CE: I see this new body of work ‘Comfort Zone’ as an entrance point for a broader reflection on the topics of work, boredom and its relation to artistic practices. Originally, this kind of cliché motto ‘Work-Life Balance’ was about setting clear boundaries between work and free time.
With today’s new technologies, this approach is no longer adequate. Those boundaries tend to become blurred, in a way becoming closer to a more artistic lifestyle where the separation between work and leisure is often not clearly defined. In her book ‘Negative Space: Orbiting Inner and Outer Experience’, author Antonia Hirsch sums up this parallel quite well.
PR: Your work also emits elements of hammy horror and science fiction. One can’t help but think of David Cronenberg’s ‘eXistenZ’ when looking at the garish jellied pads and usable skin devices.
CE: Yes, I have a strange fascination with the notion of chaos, or rather post-chaos: the new territories and aesthetics that it can open are often a starting-point for my work. This is also quite a recurring theme in the sci-fi genre: the apocalypse and the extinction of humans, a world without us. I think ‘Comfort Zone’ reflects this idea a lot. Someone told me that it looks like what would be left of a meeting room after a natural disaster has happened, which I thought was an interesting interpretation.
PR: This sci-fi aesthetic maybe hints to a universal income for all, liberating us from waged labour. Is this true?

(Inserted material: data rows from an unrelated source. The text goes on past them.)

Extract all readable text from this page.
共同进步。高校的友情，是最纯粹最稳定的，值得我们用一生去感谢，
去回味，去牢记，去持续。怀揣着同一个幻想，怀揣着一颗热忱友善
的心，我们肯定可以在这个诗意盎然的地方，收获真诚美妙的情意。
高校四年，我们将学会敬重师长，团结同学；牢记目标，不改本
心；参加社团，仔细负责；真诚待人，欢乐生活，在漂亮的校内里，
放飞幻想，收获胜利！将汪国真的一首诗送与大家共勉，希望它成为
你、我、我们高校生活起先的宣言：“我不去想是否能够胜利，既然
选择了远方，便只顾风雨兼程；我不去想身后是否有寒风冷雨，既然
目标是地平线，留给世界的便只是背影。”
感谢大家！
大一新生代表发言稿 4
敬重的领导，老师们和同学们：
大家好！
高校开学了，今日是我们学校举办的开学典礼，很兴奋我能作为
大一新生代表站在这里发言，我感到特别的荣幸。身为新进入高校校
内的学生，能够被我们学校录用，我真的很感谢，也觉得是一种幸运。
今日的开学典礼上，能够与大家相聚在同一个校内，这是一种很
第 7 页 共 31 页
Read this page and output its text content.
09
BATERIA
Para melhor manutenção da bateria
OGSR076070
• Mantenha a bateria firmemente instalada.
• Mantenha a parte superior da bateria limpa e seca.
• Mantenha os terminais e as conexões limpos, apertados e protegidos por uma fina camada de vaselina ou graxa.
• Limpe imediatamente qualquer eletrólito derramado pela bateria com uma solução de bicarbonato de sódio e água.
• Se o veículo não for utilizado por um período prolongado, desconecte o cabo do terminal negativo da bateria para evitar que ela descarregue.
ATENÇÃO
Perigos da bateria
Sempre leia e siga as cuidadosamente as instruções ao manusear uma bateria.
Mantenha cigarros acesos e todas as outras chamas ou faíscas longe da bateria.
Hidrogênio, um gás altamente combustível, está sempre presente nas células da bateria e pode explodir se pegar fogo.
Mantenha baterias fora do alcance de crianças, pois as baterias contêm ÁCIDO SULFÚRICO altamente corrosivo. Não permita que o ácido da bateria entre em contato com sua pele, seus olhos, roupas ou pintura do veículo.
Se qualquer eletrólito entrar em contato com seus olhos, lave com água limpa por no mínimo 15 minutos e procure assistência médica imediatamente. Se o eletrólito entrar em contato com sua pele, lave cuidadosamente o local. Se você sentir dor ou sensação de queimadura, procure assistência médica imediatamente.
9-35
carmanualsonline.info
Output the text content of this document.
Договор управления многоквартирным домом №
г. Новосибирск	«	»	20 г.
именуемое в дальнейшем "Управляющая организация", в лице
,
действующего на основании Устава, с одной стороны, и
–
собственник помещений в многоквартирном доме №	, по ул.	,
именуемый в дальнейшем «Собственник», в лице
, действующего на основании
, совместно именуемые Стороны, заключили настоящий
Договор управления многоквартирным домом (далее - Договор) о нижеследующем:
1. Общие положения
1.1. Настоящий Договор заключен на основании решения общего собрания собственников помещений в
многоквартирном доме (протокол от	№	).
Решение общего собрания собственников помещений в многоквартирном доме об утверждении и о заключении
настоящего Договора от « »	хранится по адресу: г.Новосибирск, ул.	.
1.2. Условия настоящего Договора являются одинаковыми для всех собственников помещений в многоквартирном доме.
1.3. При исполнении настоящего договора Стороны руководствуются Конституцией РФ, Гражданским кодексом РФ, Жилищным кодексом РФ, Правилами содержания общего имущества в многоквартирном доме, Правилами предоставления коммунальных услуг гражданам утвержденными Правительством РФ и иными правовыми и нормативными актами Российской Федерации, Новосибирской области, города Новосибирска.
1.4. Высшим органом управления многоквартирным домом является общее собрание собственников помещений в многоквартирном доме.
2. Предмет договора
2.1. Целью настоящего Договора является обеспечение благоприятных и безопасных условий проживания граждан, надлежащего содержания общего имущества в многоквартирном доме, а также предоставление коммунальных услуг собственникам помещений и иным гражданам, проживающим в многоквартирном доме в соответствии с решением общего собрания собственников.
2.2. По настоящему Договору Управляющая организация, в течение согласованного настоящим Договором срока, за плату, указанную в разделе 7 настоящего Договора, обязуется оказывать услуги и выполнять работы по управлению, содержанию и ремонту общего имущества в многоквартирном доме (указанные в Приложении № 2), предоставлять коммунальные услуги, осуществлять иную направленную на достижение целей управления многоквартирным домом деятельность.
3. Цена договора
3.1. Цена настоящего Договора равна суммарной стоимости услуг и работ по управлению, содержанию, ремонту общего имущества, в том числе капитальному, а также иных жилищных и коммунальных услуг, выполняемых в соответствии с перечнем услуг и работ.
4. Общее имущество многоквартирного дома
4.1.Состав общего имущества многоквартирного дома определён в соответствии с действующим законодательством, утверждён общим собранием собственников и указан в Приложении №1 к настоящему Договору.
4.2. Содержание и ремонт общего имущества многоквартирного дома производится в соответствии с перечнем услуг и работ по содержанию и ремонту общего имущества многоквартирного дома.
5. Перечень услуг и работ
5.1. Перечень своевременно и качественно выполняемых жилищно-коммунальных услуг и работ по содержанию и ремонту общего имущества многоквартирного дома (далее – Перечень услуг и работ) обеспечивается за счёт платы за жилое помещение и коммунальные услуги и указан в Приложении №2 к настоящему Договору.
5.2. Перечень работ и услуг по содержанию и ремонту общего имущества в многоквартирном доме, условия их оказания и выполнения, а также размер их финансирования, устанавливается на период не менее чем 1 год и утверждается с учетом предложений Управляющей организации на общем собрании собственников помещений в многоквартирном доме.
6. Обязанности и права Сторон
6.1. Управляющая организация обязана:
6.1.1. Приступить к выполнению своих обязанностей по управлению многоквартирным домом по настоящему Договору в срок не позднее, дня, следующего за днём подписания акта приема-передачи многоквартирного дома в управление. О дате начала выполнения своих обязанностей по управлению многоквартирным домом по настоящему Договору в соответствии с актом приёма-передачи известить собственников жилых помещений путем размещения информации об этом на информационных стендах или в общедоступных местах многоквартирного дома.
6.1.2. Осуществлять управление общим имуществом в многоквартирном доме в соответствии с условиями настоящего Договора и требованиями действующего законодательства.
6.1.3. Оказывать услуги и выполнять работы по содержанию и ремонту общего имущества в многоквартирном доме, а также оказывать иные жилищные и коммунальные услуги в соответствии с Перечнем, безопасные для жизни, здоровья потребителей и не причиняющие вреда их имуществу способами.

CE: In a way, yes. Though I think the oppressor is the perpetual glorification of work and being busy, which is considered as the most important value for a person. The workplace itself is just the shell. You have to be busy all the time and, even more importantly, you have to appear busy. This leaves very little space for deeper thoughts, introspection, or boredom. People get so scared of boredom, it’s crazy. I don’t see it as a negative notion, as Lorna Brown said: “the prerequisites for boredom—a suspension of material need, an awareness of self and time to reflect—are also the prerequisites for making art”. Of course boredom can be seen as some kind of luxury now, precisely because of this ‘suspension of material need’ that it requires. But I guess having a global basic income would be a good start to achieve this.